For comparison, consider Megpoid V4 Complete. This is a package of Vocaloid4 voicebanks with Native, Adult, Power, Sweet, and Whisper variants, which (back before the release of Vocaloid5) could be combined with the cross-synthesis feature, but were otherwise completely separate voicebanks sold as a bundle.
While I think we can all agree that SynthV has drastically more impressive output quality than Vocaloid, there’s something to be said about the sheer flexibility of GUMI V4. She can not just sing in a wide variety of styles, but also fill the various niches without compromise because each voicebank is an entirely separate product dedicated to that style.
Vocal modes are clearly intended to mimic the Vocaloid4 concept of combining multiple voicebanks to cover a wide variety of styles, however since these are all packaged within a single product, the result is often a “jack of all trades, master of none” situation.
No matter how much you tell the engine to favor Kevin’s belt mode, the AI engine still can’t “forget” about the rest of the machine learning that isn’t belting (which includes a lot of softer singing!).

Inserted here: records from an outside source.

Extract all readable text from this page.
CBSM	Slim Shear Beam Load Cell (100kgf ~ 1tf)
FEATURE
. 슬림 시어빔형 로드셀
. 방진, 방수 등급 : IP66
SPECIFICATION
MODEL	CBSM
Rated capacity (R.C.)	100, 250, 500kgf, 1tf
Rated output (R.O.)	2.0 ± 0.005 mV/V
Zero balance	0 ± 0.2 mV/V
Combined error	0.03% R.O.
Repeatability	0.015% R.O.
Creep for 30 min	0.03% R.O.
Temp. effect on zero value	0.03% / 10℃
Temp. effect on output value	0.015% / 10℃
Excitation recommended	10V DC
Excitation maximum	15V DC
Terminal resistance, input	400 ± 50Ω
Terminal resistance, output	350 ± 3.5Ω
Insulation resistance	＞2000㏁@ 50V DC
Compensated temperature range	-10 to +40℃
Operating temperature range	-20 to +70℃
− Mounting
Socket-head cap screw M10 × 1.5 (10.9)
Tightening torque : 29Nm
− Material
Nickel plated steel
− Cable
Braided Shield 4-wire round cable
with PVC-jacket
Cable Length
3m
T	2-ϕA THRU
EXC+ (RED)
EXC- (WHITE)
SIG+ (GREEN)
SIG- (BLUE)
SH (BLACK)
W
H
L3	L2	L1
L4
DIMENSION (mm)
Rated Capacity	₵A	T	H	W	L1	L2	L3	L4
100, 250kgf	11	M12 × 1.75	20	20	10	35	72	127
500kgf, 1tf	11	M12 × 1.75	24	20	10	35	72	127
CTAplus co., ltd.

This is, in my opinion, the biggest drawback of the vocal mode approach.
This was also one of the most common reactions when people first compared the Standard and AI voice databases released by AHS – the AI ones simply did not have the same ability to perform in the upper range without becoming thin and inconsistent, even when comparing the Standard version by the same voice provider (such as Saki vs Saki AI).
Vocal modes have certainly improved the situation, but Ninezero has, in my opinion, highlighted the limitation of Dreamtonics’ current approach; in order to make a voice database cater to a niche, it seems that it must also exclude anything that falls outside that niche.
Of course I could be wrong, and maybe Dreamtonics will surprise us. Some people will find Ninezero fits exactly what they want, but the fact that he can only belt is going to be very limiting for songs with any sort of stylistic progression.